[BUG] etnaviv: broken timeouts
Arnd Bergmann
arnd at arndb.de
Mon Nov 6 14:43:37 UTC 2017
On Mon, Nov 6, 2017 at 3:17 PM, Arnd Bergmann <arnd at arndb.de> wrote:
> On Mon, Nov 6, 2017 at 3:04 PM, Russell King - ARM Linux
> <linux at armlinux.org.uk> wrote:
>> On Mon, Nov 06, 2017 at 01:42:10PM +0100, Arnd Bergmann wrote:
>>> On Mon, Nov 6, 2017 at 11:35 AM, Lucas Stach <l.stach at pengutronix.de> wrote:
>> Could you look at the patches I proposed, which have been tested,
>> instead of recreating my work?
>>
>> If you want to recreate my work, we're going to have to wait another
>> 50 odd days before we can say whether they work or not, because that's
>> how long it takes for the current code to go wrong, and I've already
>> rebooted the platforms.
>
> I'll have a look, sure.
I found your patches in the web archive (the timespec and timespec64
based ones) now, and they look correct regarding the INITIAL_JIFFIES
and NTP clock drift issues, as well as the overflow of the jiffies.
However, the comment you introduce is a bit misleading in the 'timespec'
version:
> +/*
> + * Etnaviv timeouts are specified wrt CLOCK_MONOTONIC, not jiffies.
> + * We need to calculate the timeout in terms of number of jiffies
> + * between the specified timeout and the current CLOCK_MONOTONIC time.
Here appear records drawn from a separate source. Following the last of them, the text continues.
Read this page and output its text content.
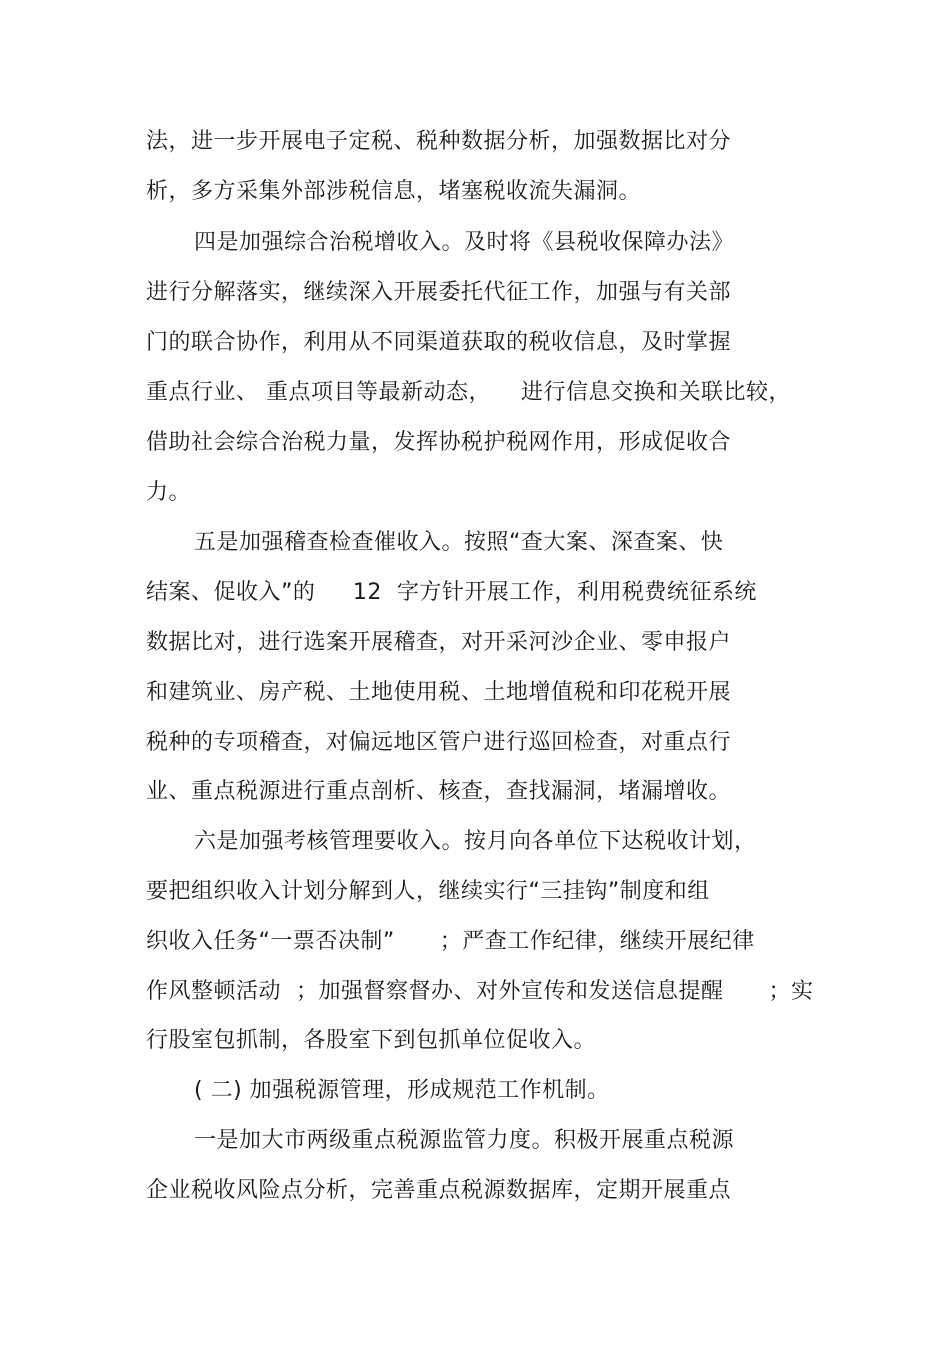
法，进一步开展电子定税、税种数据分析，加强数据比对分
析，多方采集外部涉税信息，堵塞税收流失漏洞。
四是加强综合治税增收入。及时将《县税收保障办法》
进行分解落实，继续深入开展委托代征工作，加强与有关部
门的联合协作，利用从不同渠道获取的税收信息，及时掌握
重点行业、 重点项目等最新动态，    进行信息交换和关联比较，
借助社会综合治税力量，发挥协税护税网作用，形成促收合
力。
五是加强稽查检查催收入。按照“查大案、深查案、快
结案、促收入”的     12  字方针开展工作，利用税费统征系统
数据比对，进行选案开展稽查，对开采河沙企业、零申报户
和建筑业、房产税、土地使用税、土地增值税和印花税开展
税种的专项稽查，对偏远地区管户进行巡回检查，对重点行
业、重点税源进行重点剖析、核查，查找漏洞，堵漏增收。
六是加强考核管理要收入。按月向各单位下达税收计划，
要把组织收入计划分解到人，继续实行“三挂钩”制度和组
织收入任务“一票否决制”      ；严查工作纪律，继续开展纪律
作风整顿活动  ；加强督察督办、对外宣传和发送信息提醒      ；实
行股室包抓制，各股室下到包抓单位促收入。
( 二) 加强税源管理，形成规范工作机制。
一是加大市两级重点税源监管力度。积极开展重点税源
企业税收风险点分析，完善重点税源数据库，定期开展重点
> + * Note: clock_gettime() is 32-bit on 32-bit arch. Using 64-bit
> + * timespec math here just means that when a wrap occurs, the
> + * specified timeout goes into the past and we can't request a
> + * timeout in the future: IOW, the code breaks.
> + */
We already know that we will fix clock_gettime() to return 64-bit
seconds in the future, and at that point the comment no longer
makes any sense.
We also know that CLOCK_MONOTONIC doesn't overflow 32-bit
interfaces in practice, and we rely on that in lots of places in the
kernel, but we still use ktime_t or timespec64 with clock_monotonic
for consistency with the future fixed user space.